Fee-earning AUM, or “FEAUM,” reflects the assets from which we earn management fee revenue (i.e., fee basis) and includes assets in our SMAs, focused commingled funds and assets held directly by our clients for which we have fiduciary oversight and are paid fees as the manager of the assets. Our SMAs and focused commingled funds typically pay management fees based on capital commitments, net invested capital and, in certain cases, NAV, depending on the fee terms. Management fees are only marginally affected by market appreciation or depreciation because substantially all of the StepStone Funds pay management fees based on capital commitments or net invested capital. As a result, management fees and FEAUM are not materially affected by changes in market value. We believe FEAUM is a useful metric in order to assess assets forming the basis of our management fee revenue.

Legacy Greenspring entities refers to certain entities for which the Company, indirectly through its subsidiaries, became the sole and/or managing member in connection with the Greenspring acquisition.

SSG refers solely to StepStone Group Inc., a Delaware corporation, and not to any of its subsidiaries.

StepStone Funds refer to SMAs and focused commingled funds of the Company, including acquired Greenspring funds, for which the Partnership or one of its subsidiaries acts as both investment adviser and general partner or managing member.

The Partnership refers solely to StepStone Group LP, a Delaware limited partnership, and not to any of its subsidiaries.

Total capital responsibility equals AUM plus AUA. AUM includes any accounts for which StepStone Group has full discretion over the investment decisions, has responsibility to arrange or effectuate transactions, or has custody of assets.
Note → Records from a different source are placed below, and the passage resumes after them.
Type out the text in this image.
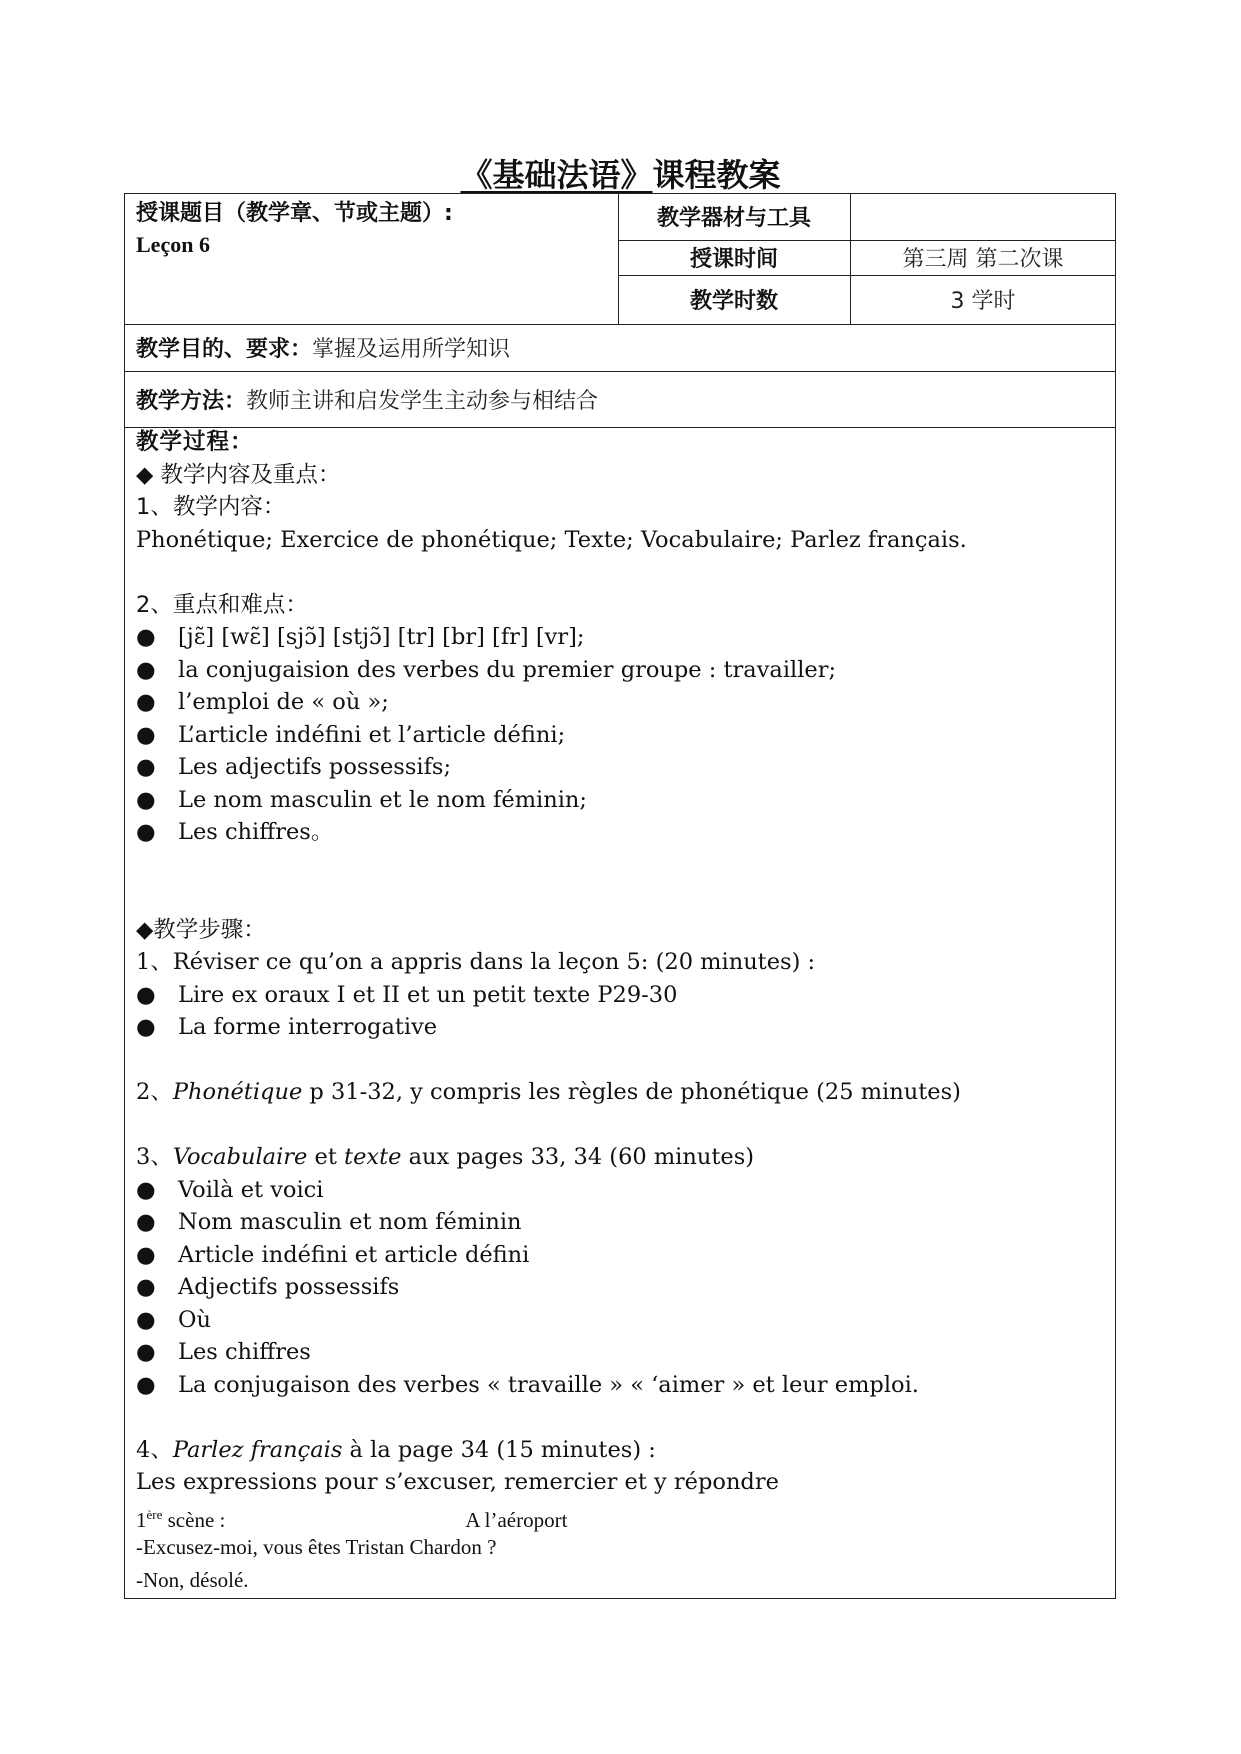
《基础法语》课程教案
授课题目（教学章、节或主题）:
Leçon 6
教学器材与工具
授课时间	第三周 第二次课
教学时数	3 学时
教学目的、要求： 掌握及运用所学知识
教学方法： 教师主讲和启发学生主动参与相结合
教学过程：
◆ 教学内容及重点：
1、教学内容：
Phonétique; Exercice de phonétique; Texte; Vocabulaire; Parlez français.
2、重点和难点：
● [jɛ̃] [wɛ̃] [sjɔ̃] [stjɔ̃] [tr] [br] [fr] [vr];
● la conjugaision des verbes du premier groupe : travailler;
● l’emploi de « où »;
● L’article indéfini et l’article défini;
● Les adjectifs possessifs;
● Le nom masculin et le nom féminin;
● Les chiffres。
◆教学步骤：
1、Réviser ce qu’on a appris dans la leçon 5: (20 minutes) :
● Lire ex oraux I et II et un petit texte P29-30
● La forme interrogative
2、Phonétique p 31-32, y compris les règles de phonétique (25 minutes)
3、Vocabulaire et texte aux pages 33, 34 (60 minutes)
● Voilà et voici
● Nom masculin et nom féminin
● Article indéfini et article défini
● Adjectifs possessifs
● Où
● Les chiffres
● La conjugaison des verbes « travaille » « ‘aimer » et leur emploi.
4、Parlez français à la page 34 (15 minutes) :
Les expressions pour s’excuser, remercier et y répondre
1ère scène :	A l’aéroport
-Excusez-moi, vous êtes Tristan Chardon ?
-Non, désolé.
AUA refers to accounts for which StepStone Group provides advice or consultation but for which the firm does not have discretionary authority, responsibility to arrange or effectuate transactions, or custody of assets.

Undeployed fee-earning capital represents the amount of capital commitments to StepStone Funds that has not yet been invested or considered active but will generate management fee revenue once invested or activated. We believe undeployed fee-earning capital is a useful metric for measuring the amount of capital that we can put to work in the future and thus earn management fee revenue thereon.